Soda Drinking Habits Before Bariatric Surgery Impacts Weight Loss Success

Soda Drinking Habits Before Bariatric Surgery Impacts Weight Loss Success

It remains challenging for doctors to identify which obese patients will succeed in losing weight after undergoing bariatric surgery. Although numerous studies have attempted to identify preoperative patient characteristics associated with successful weight loss surgery, the roles that many dietary and psychological characteristics play in successful weight loss outcomes are unclear. In a recent study published in the Journal of Surgical Research, a team of researchers uncovered new insights into these knowledge gaps, finding that following bariatric surgery, factors such as soda consumption habits are inversely associated with successful weight loss.

Often referred to simply as “gastric bypass,” Roux-en-Y gastric bypass (RYGB) is a type of weight-loss surgery that reduces the size of the stomach to a small pouch, reducing the amount of food a person can consume at meals. The surgeon then attaches this pouch directly to the small intestine, bypassing most of the stomach and the upper part of the small intestine. This reduces the amount of fat and calories the patient can absorb from food, leading to increased weight loss.

Despite the generally favorable effects on weight loss for patients who undergo bariatric surgery, a wide spectrum of individual responses to the surgery has been reported, and the critical dietary and psychological characteristics that lead to the best weight loss outcomes remain unclear. For example, pre-operation behaviors such as binge eating, anxiety, and depression have been associated with suboptimal weight loss after bariatric surgery in some studies, while others have found these behaviors to be positive predictors of successful weight loss.

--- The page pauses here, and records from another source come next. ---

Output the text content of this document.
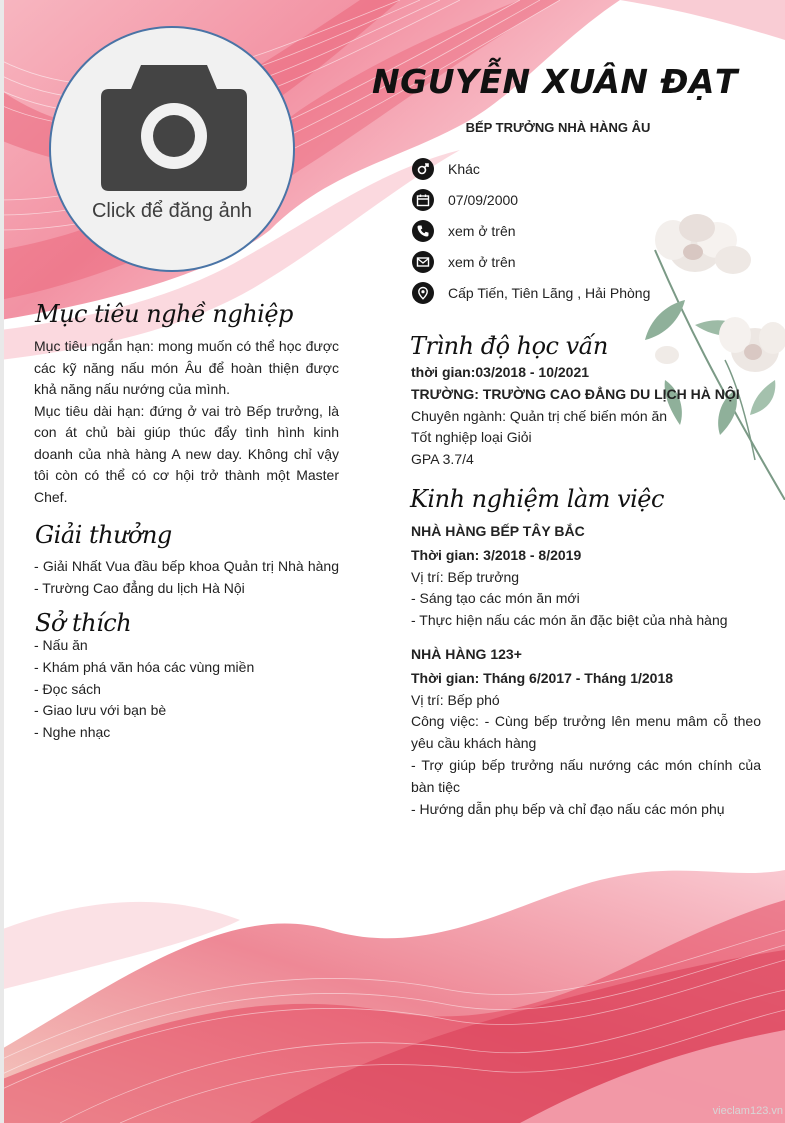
Click để đăng ảnh
NGUYỄN XUÂN ĐẠT
BẾP TRƯỞNG NHÀ HÀNG ÂU
Khác
07/09/2000
xem ở trên
xem ở trên
Cấp Tiến, Tiên Lãng , Hải Phòng
Mục tiêu nghề nghiệp

Mục tiêu ngắn hạn: mong muốn có thể học được các kỹ năng nấu món Âu để hoàn thiện được khả năng nấu nướng của mình.

Mục tiêu dài hạn: đứng ở vai trò Bếp trưởng, là con át chủ bài giúp thúc đẩy tình hình kinh doanh của nhà hàng A new day. Không chỉ vậy tôi còn có thể có cơ hội trở thành một Master Chef.

Giải thưởng
- Giải Nhất Vua đầu bếp khoa Quản trị Nhà hàng - Trường Cao đẳng du lịch Hà Nội
Sở thích
- Nấu ăn
- Khám phá văn hóa các vùng miền
- Đọc sách
- Giao lưu với bạn bè
- Nghe nhạc
Trình độ học vấn
thời gian:03/2018 - 10/2021
TRƯỜNG: TRƯỜNG CAO ĐẲNG DU LỊCH HÀ NỘI
Chuyên ngành: Quản trị chế biến món ăn
Tốt nghiệp loại Giỏi
GPA 3.7/4
Kinh nghiệm làm việc
NHÀ HÀNG BẾP TÂY BẮC
Thời gian: 3/2018 - 8/2019
Vị trí: Bếp trưởng
- Sáng tạo các món ăn mới
- Thực hiện nấu các món ăn đặc biệt của nhà hàng
NHÀ HÀNG 123+
Thời gian: Tháng 6/2017 - Tháng 1/2018
Vị trí: Bếp phó
Công việc: - Cùng bếp trưởng lên menu mâm cỗ theo yêu cầu khách hàng
- Trợ giúp bếp trưởng nấu nướng các món chính của bàn tiệc
- Hướng dẫn phụ bếp và chỉ đạo nấu các món phụ
vieclam123.vn
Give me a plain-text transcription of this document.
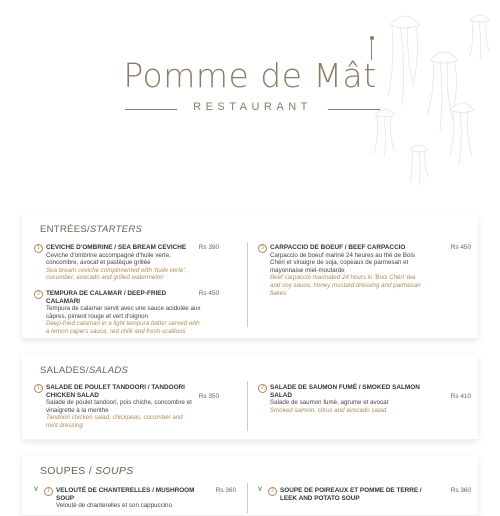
Pomme de Mât
RESTAURANT
ENTRÉES/STARTERS
1 CEVICHE D'OMBRINE / SEA BREAM CEVICHE
Ceviche d'ombrine accompagné d'huile verte, concombre, avocat et pastèque grillée
Sea bream ceviche complimented with 'huile verte', cucumber, avocado and grilled watermelon
Rs 390
2 TEMPURA DE CALAMAR / DEEP-FRIED CALAMARI
Tempura de calamar servit avec une sauce acidulée aux câpres, piment rouge et vert d'oignon
Deep-fried calamari in a light tempura batter served with a lemon capers sauce, red chilli and fresh scallions
Rs 450
3 CARPACCIO DE BOEUF / BEEF CARPACCIO
Carpaccio de boeuf mariné 24 heures au thé de Bois Chéri et vinaigre de soja, copeaux de parmesan et mayonnaise miel-moutarde
Beef carpaccio marinated 24 hours in 'Bois Chéri' tea and soy sauce, honey mustard dressing and parmesan flakes
Rs 450
SALADES/SALADS
1 SALADE DE POULET TANDOORI / TANDOORI CHICKEN SALAD
Salade de poulet tandoori, pois chiche, concombre et vinaigrette à la menthe
Tandoori chicken salad, chickpeas, cucumber and mint dressing
Rs 350
2 SALADE DE SAUMON FUMÉ / SMOKED SALMON SALAD
Salade de saumon fumé, agrume et avocat
Smoked salmon, citrus and avocado salad
Rs 410
SOUPES / SOUPS
V	1 VELOUTÉ DE CHANTERELLES / MUSHROOM SOUP
Velouté de chanterelles et son cappuccino
Rs 360	V	2 SOUPE DE POIREAUX ET POMME DE TERRE / LEEK AND POTATO SOUP
Rs 360
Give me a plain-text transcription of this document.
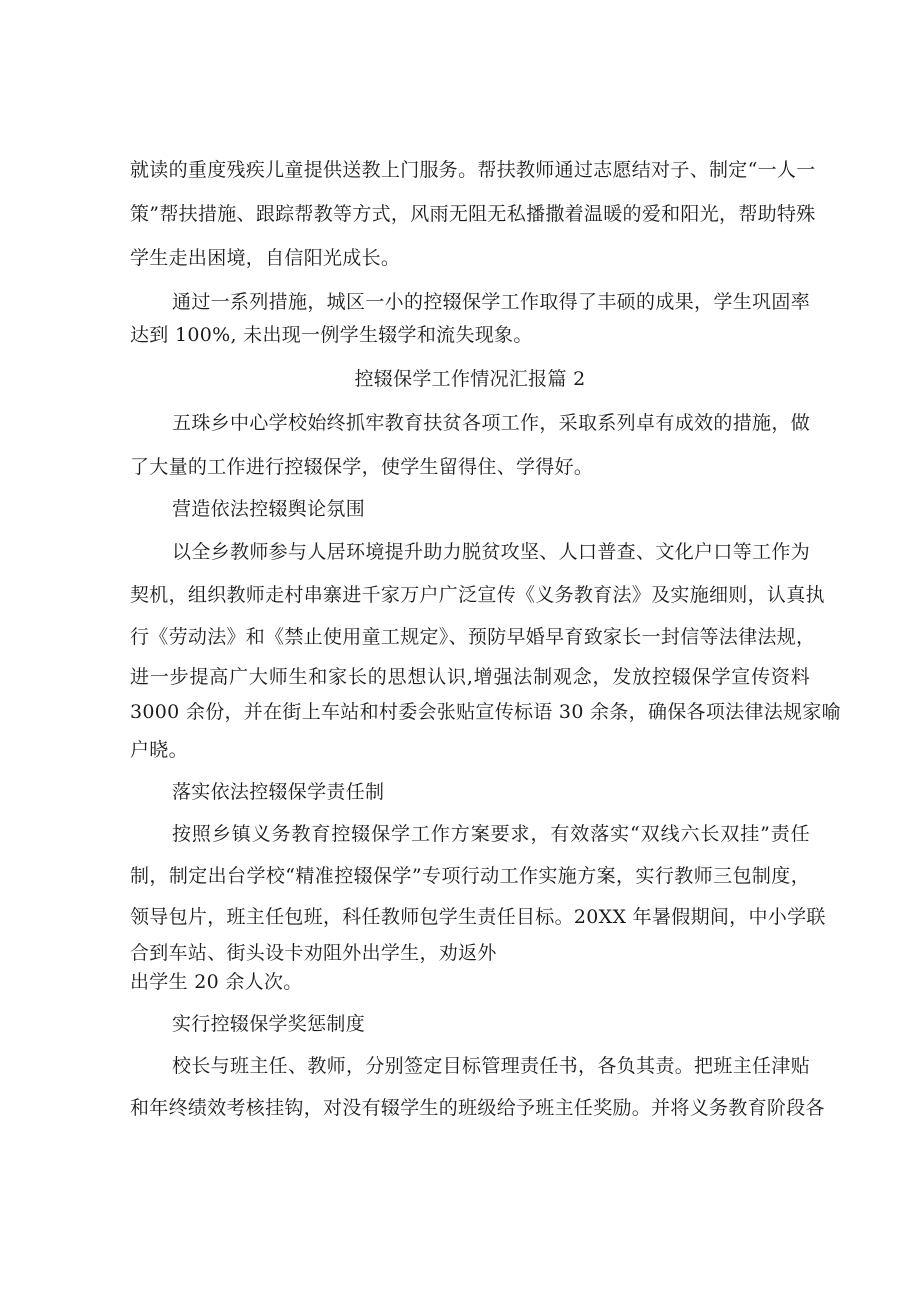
就读的重度残疾儿童提供送教上门服务。帮扶教师通过志愿结对子、制定“一人一
策”帮扶措施、跟踪帮教等方式，风雨无阻无私播撒着温暖的爱和阳光，帮助特殊
学生走出困境，自信阳光成长。
通过一系列措施，城区一小的控辍保学工作取得了丰硕的成果，学生巩固率
达到 100%, 未出现一例学生辍学和流失现象。
控辍保学工作情况汇报篇 2
五珠乡中心学校始终抓牢教育扶贫各项工作，采取系列卓有成效的措施，做
了大量的工作进行控辍保学，使学生留得住、学得好。
营造依法控辍舆论氛围
以全乡教师参与人居环境提升助力脱贫攻坚、人口普查、文化户口等工作为
契机，组织教师走村串寨进千家万户广泛宣传《义务教育法》及实施细则，认真执
行《劳动法》和《禁止使用童工规定》、预防早婚早育致家长一封信等法律法规，
进一步提高广大师生和家长的思想认识,增强法制观念，发放控辍保学宣传资料
3000 余份，并在街上车站和村委会张贴宣传标语 30 余条，确保各项法律法规家喻
户晓。
落实依法控辍保学责任制
按照乡镇义务教育控辍保学工作方案要求，有效落实“双线六长双挂”责任
制，制定出台学校“精准控辍保学”专项行动工作实施方案，实行教师三包制度，
领导包片，班主任包班，科任教师包学生责任目标。20XX 年暑假期间，中小学联
合到车站、街头设卡劝阻外出学生，劝返外
出学生 20 余人次。
实行控辍保学奖惩制度
校长与班主任、教师，分别签定目标管理责任书，各负其责。把班主任津贴
和年终绩效考核挂钩，对没有辍学生的班级给予班主任奖励。并将义务教育阶段各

In order to examine the psychological and preoperative dietary predictors of weight loss success following bariatric surgery, in the study titled Dietary and psych predictors of weight loss after gastric bypass,” Benjamin Fox from the Department of Surgery, University of Wisconsin School of Medicine and Public Health, Madison in Wisconsin and colleagues evaluated a total of 124 patients with obesity who underwent laparoscopic Roux-en-Y gastric bypass. Reviewing patient medical records, the researchers assessed patients’ demographics, comorbidities, dietary and psychological factors, and weight loss outcomes.

Compared to patients who did not drink soda preoperatively or stopped by the date of surgery, patients who decreased soda consumption by >50% before surgery were less likely to be successful for weight loss success as were patients who decreased consumption by <50%. None of the psychological variables in the bivariate analysis were associated with weight loss success.

Concluding, of the 15 dietary and psychological characteristics investigated, only soda consumption predicted weight loss success after laparoscopic Roux-en-Y gastric bypass. The researchers indicate that the need of identifying strategies to improve weight loss after bariatric surgery for patients with type 2 diabetes should be a goal of future studies.

Based on these results, the researchers suggest that soda consumption needs to be addressed in patients prior to bariatric surgery and that they should be followed-up after the surgery in complete to maximize weight loss results.